Part of the attraction is the romantic setting – right inside the walled garden in Mugdock Country Park. Colin Barrie expressed his delight at being open gain. “It has been a bit of a slog being closed from Christmas Eve. However if that’s our contribution to what it takes to get the virus under control, it will be well worth it.

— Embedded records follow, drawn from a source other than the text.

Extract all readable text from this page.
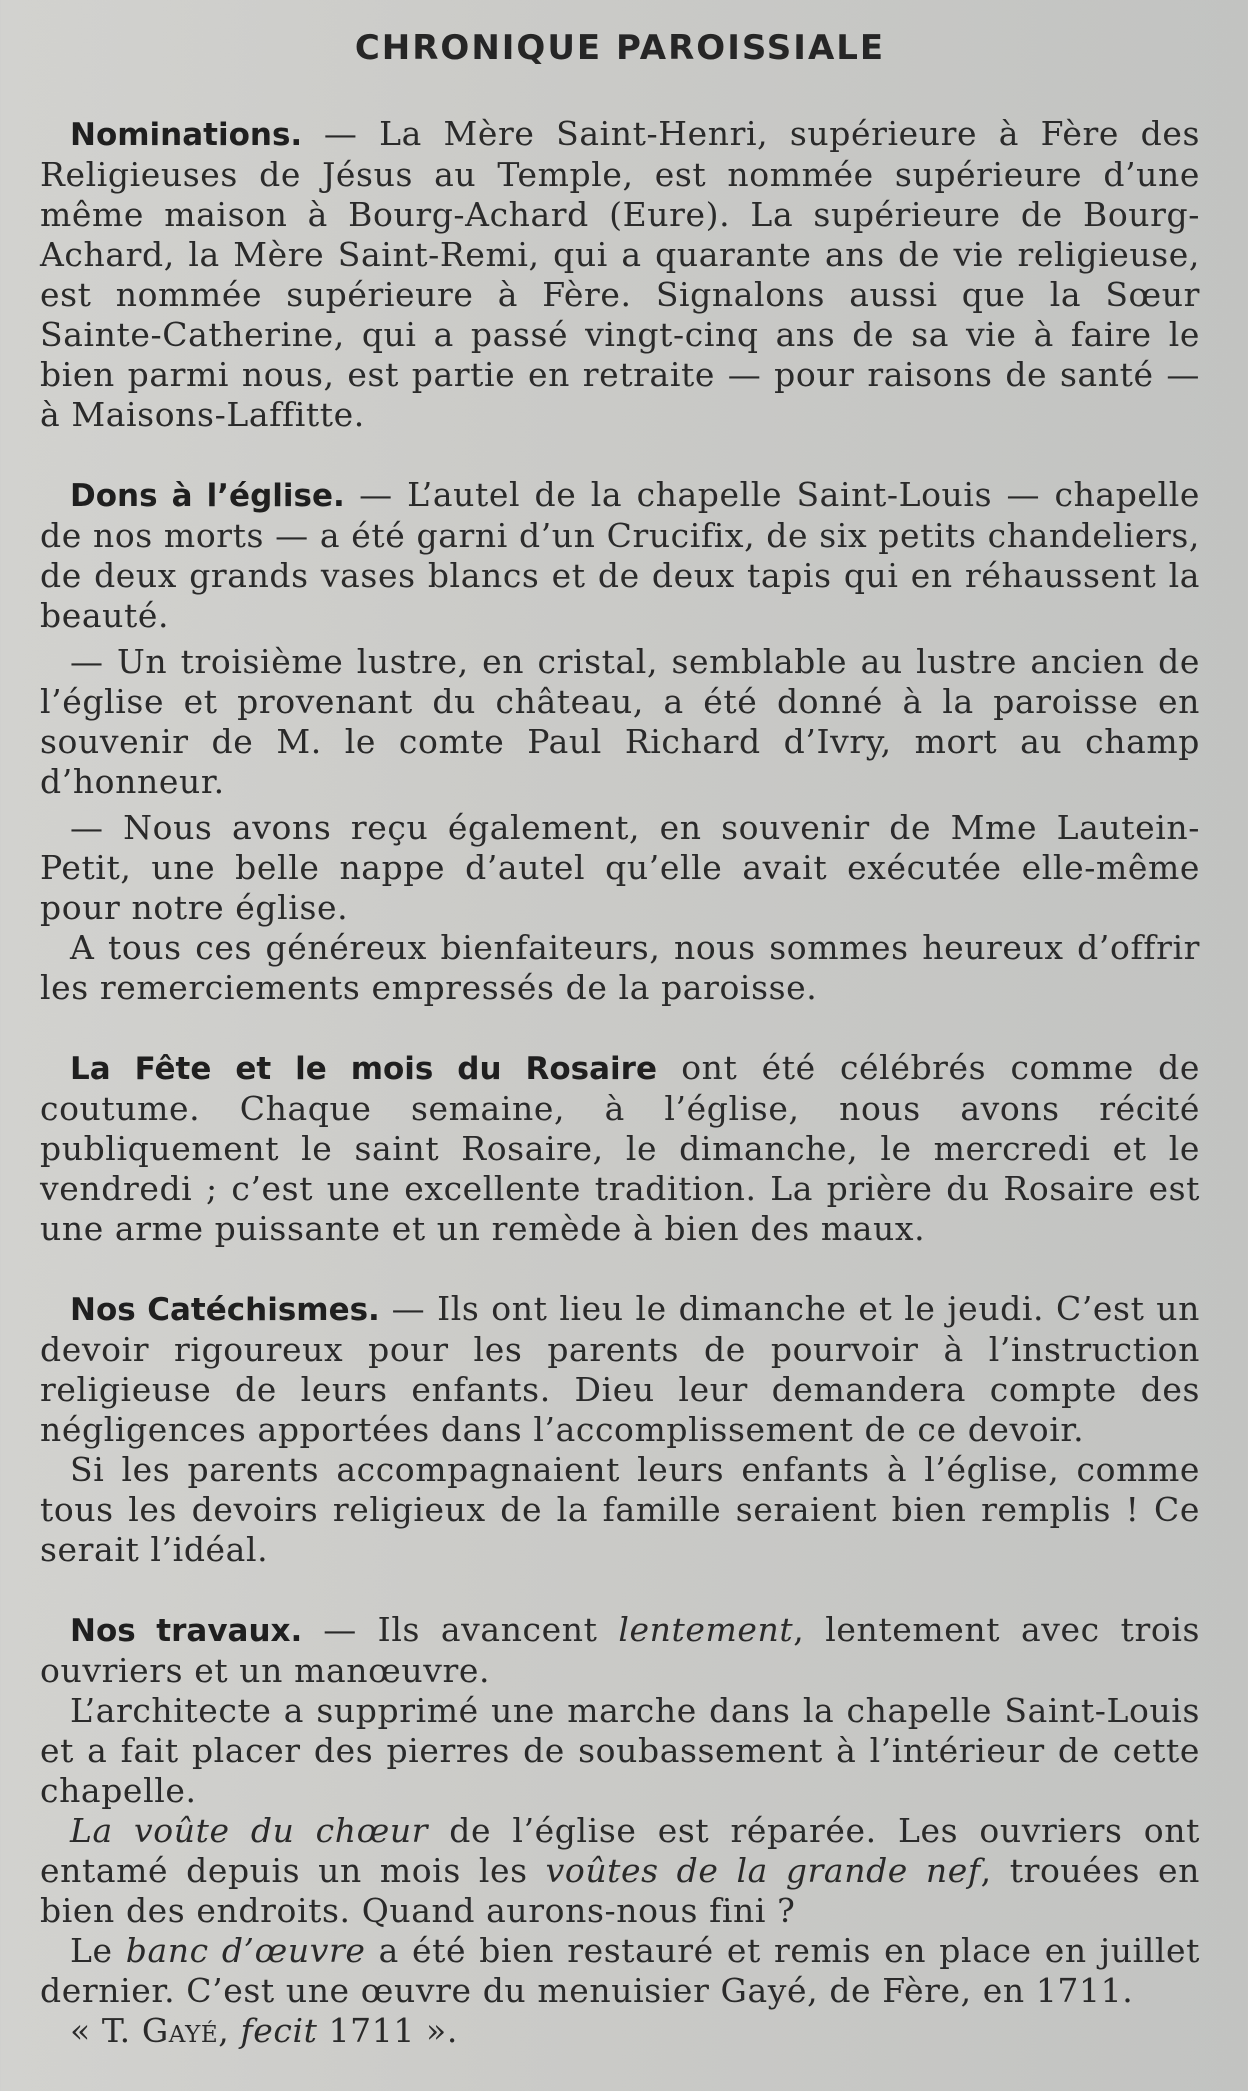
CHRONIQUE PAROISSIALE

Nominations. — La Mère Saint-Henri, supérieure à Fère des Religieuses de Jésus au Temple, est nommée supérieure d’une même maison à Bourg-Achard (Eure). La supérieure de Bourg-Achard, la Mère Saint-Remi, qui a quarante ans de vie religieuse, est nommée supérieure à Fère. Signalons aussi que la Sœur Sainte-Catherine, qui a passé vingt-cinq ans de sa vie à faire le bien parmi nous, est partie en retraite — pour raisons de santé — à Maisons-Laffitte.

Dons à l’église. — L’autel de la chapelle Saint-Louis — chapelle de nos morts — a été garni d’un Crucifix, de six petits chandeliers, de deux grands vases blancs et de deux tapis qui en réhaussent la beauté.

— Un troisième lustre, en cristal, semblable au lustre ancien de l’église et provenant du château, a été donné à la paroisse en souvenir de M. le comte Paul Richard d’Ivry, mort au champ d’honneur.

— Nous avons reçu également, en souvenir de Mme Lautein-Petit, une belle nappe d’autel qu’elle avait exécutée elle-même pour notre église.

A tous ces généreux bienfaiteurs, nous sommes heureux d’offrir les remerciements empressés de la paroisse.

La Fête et le mois du Rosaire ont été célébrés comme de coutume. Chaque semaine, à l’église, nous avons récité publiquement le saint Rosaire, le dimanche, le mercredi et le vendredi ; c’est une excellente tradition. La prière du Rosaire est une arme puissante et un remède à bien des maux.

Nos Catéchismes. — Ils ont lieu le dimanche et le jeudi. C’est un devoir rigoureux pour les parents de pourvoir à l’instruction religieuse de leurs enfants. Dieu leur demandera compte des négligences apportées dans l’accomplissement de ce devoir.

Si les parents accompagnaient leurs enfants à l’église, comme tous les devoirs religieux de la famille seraient bien remplis ! Ce serait l’idéal.

Nos travaux. — Ils avancent lentement, lentement avec trois ouvriers et un manœuvre.

L’architecte a supprimé une marche dans la chapelle Saint-Louis et a fait placer des pierres de soubassement à l’intérieur de cette chapelle.

La voûte du chœur de l’église est réparée. Les ouvriers ont entamé depuis un mois les voûtes de la grande nef, trouées en bien des endroits. Quand aurons-nous fini ?

Le banc d’œuvre a été bien restauré et remis en place en juillet dernier. C’est une œuvre du menuisier Gayé, de Fère, en 1711.

« T. Gayé, fecit 1711 ».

We are really pleased to be able to open again from next Monday – Gardening has got so many positive benefits to peoples mental health and I’m sure a visit to the Garden Centre will make so many people feel better.” The centres plan to open their restaurants on April 26 and will be open for bookings from April 19.

If Mugdock isn’t local to you, perhaps one of their other centres is – at Kirkintilloch, Newton Mearns, Erskine, Cupar, Cumbernauld, Kinross and Loch Lomond.

HeraldScotland:

New Hopetoun Gardens, Broxburn, Edinburgh

The creation of Dougal Philip and Lesley Watson, former Beechgrove Garden presenter, New Hopetoun Gardens became an employee-owned company last year. They have a passion for plants suited for the Scottish climate. “Our whole business at New Hopetoun Gardens,” says Philip told us last year, “is to inspire our customers and help them enjoy their gardens more”. The boast one of the widest ranges of garden plants in Scotland and their demonstration gardens are the biggest – allowing plenty of room for social distancing. The garden centre is re-opening to the public on April 5 and tearoom will follow on April 26. They are also already planning ‘Art in the Garden’, their annual summer event in which they showcase pieces of garden art created by local artists.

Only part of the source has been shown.